Friday, February 1, 2013

New Post has been published on...





New Post has been published on http://hottytoddy.com/women-work-lucero-at-the-lyric/



Women & Work: Lucero at the Lyric



lucero Memphis tradition tattooed all over band’s latest album


By Tad Wilkes, Nightlife & Lifestyles Editor


tad.wilkes@hottytoddy.com


Lucero calls its most recent album Women & Work a “love letter” to its hometown, Memphis.


“Having a band in Memphis puts you in a tradition,” says Lucero frontman Ben Nichols. “We started at punk rock shows, not necessarily playing punk rock, but coming from the outside, from a bohemian place.”


Women & Work is Lucero’s eighth album and presents a band 14 years in the making.


“We’re more comfortable in our own skin as a band, more comfortable acknowledging regional influences,” says bassist John Stubblefield. “We wound up making a Memphis country soul record.”

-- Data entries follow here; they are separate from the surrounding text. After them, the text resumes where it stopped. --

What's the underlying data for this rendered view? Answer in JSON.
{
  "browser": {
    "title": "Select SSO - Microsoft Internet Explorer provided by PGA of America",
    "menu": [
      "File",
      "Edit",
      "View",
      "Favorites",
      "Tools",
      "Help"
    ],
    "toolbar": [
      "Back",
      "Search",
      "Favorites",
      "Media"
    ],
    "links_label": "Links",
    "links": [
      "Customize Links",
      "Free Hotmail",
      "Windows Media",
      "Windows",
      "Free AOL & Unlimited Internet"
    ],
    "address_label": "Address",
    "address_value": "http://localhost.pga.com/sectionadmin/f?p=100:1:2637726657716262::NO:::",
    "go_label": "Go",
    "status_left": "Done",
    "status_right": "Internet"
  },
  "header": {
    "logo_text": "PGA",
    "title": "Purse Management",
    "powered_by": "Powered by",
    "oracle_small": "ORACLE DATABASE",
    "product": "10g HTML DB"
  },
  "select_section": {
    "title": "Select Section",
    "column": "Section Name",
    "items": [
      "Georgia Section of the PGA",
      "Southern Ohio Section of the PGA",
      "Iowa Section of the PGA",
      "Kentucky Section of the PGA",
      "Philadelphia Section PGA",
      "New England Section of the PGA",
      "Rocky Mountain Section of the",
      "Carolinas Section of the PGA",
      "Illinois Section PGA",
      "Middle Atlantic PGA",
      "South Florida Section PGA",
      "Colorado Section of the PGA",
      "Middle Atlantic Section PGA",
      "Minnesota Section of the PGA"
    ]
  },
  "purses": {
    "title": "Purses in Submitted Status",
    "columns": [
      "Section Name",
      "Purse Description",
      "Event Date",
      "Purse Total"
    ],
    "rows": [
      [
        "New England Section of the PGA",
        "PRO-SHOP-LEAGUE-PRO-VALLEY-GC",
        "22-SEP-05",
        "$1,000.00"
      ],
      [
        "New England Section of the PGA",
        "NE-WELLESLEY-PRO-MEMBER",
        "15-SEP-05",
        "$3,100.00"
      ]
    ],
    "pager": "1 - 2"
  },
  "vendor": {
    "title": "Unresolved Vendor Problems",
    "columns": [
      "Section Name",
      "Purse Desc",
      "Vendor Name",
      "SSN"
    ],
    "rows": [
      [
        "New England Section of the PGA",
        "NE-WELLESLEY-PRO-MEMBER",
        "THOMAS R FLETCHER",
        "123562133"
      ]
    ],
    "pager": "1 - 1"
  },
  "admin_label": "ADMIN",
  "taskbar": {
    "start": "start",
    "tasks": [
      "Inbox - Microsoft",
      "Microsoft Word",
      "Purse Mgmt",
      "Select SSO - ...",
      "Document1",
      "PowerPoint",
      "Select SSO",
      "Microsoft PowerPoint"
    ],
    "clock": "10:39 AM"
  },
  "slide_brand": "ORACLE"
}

Integrating horns, pedal steel guitar, all manner of keyboards, and even a full-on gospel chorus, Women & Work draws inspiration from Delaney & Bonnie’s obscure first album, Home, on the Stax label. The band describes it as being “like Arcade Fire baptized in Joe Cocker and Leon Russell’s Mad Dogs, then warmed with Don Nix’s Alabama State Troopers.”


What does that sound like? Here’s a sample:


http://youtu.be/StAXZgODPKc


If you’ve never heard Lucero, I will point you to “My Best Girl” from their self-titled 2000 album as probably the best starter kit. I realize that Lucero diehards reading this may view “My Best Girl” like Widespread Panic fans view “Coconuts” or Deadheads view “Truckin’”—a song for dilettantes. But it’s what hooked me on Lucero, so I offer it here to get you addicted as well. First time’s free.